I still find the trillion-dollar valuation and the comparison to the iPhone as setting a rather high bar for expectations especially when the CEO's examples for use of this cutting-edge technology are AT&T and car repair estimates. Investors tend to spend a lot of energy trying to predict what is going to change. It is exciting to discuss new technologies and new industries. These expectations are built on future uncertainty. One thing I am certain about is when expectations are high, so is the probability for disappointment.
The real lesson for us however is the return year to date for the S&P 500. Without the contribution of the seven largest tech companies, the return for the remaining 493 businesses is nil.
And if we weighted all the companies in the S&P 500 equally instead of by size the return would be negative! Remember that most of the earnings releases for the first quarter were lackluster. Most of the economy is just trudging along with the challenges of slower consumer spending and tighter credit. We cannot yet declare a victory on inflation, the Fed remains restrictive, which in turn has caused multiple bank failures and the highest level of bankruptcies in years. If we have entered a new bull market it has started in a unique way.
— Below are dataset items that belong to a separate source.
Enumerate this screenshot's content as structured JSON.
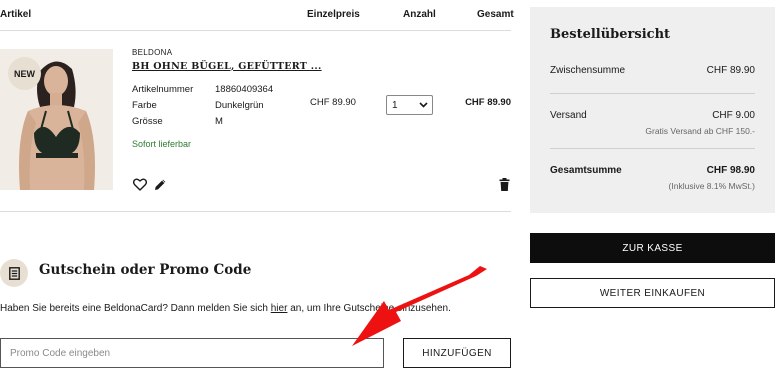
{
  "table_header": {
    "article": "Artikel",
    "unit_price": "Einzelpreis",
    "quantity": "Anzahl",
    "total": "Gesamt"
  },
  "cart_item": {
    "badge": "NEW",
    "brand": "BELDONA",
    "name": "BH OHNE BÜGEL, GEFÜTTERT ...",
    "attributes": [
      {
        "label": "Artikelnummer",
        "value": "18860409364"
      },
      {
        "label": "Farbe",
        "value": "Dunkelgrün"
      },
      {
        "label": "Grösse",
        "value": "M"
      }
    ],
    "stock_status": "Sofort lieferbar",
    "unit_price": "CHF 89.90",
    "quantity": "1",
    "total_price": "CHF 89.90",
    "icons": {
      "favorite": "heart-icon",
      "edit": "pencil-icon",
      "delete": "trash-icon"
    }
  },
  "promo": {
    "title": "Gutschein oder Promo Code",
    "text_before": "Haben Sie bereits eine BeldonaCard? Dann melden Sie sich ",
    "link": "hier",
    "text_after": " an, um Ihre Gutscheine einzusehen.",
    "input_placeholder": "Promo Code eingeben",
    "add_button": "HINZUFÜGEN",
    "icon": "receipt-icon"
  },
  "summary": {
    "title": "Bestellübersicht",
    "subtotal_label": "Zwischensumme",
    "subtotal_value": "CHF 89.90",
    "shipping_label": "Versand",
    "shipping_value": "CHF 9.00",
    "shipping_note": "Gratis Versand ab CHF 150.-",
    "total_label": "Gesamtsumme",
    "total_value": "CHF 98.90",
    "vat_note": "(Inklusive 8.1% MwSt.)",
    "checkout_button": "ZUR KASSE",
    "continue_button": "WEITER EINKAUFEN"
  },
  "colors": {
    "accent_dark": "#0d0d0d",
    "badge_bg": "#e8dfd3",
    "summary_bg": "#efefef",
    "stock_green": "#2e7d32",
    "annotation_arrow": "#ee1111"
  }
}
It is a stark reminder that with investing, the tails of the distribution curve drive everything, not the averages. By owning the S&P 500 index, we benefited from Nvidia's impressive rise, and the index will likely catch the next big thing too. It can be easy to underestimate what can be achieved by a few companies or a short period of time. It is yet another example of when the average isn’t always what it seems to be. With a +12% return in five months, it would be easy to conclude that the economy is doing well, and many businesses are thriving. It isn’t. Instead, it is the result of excitement of a new technology for a handful of tech giants.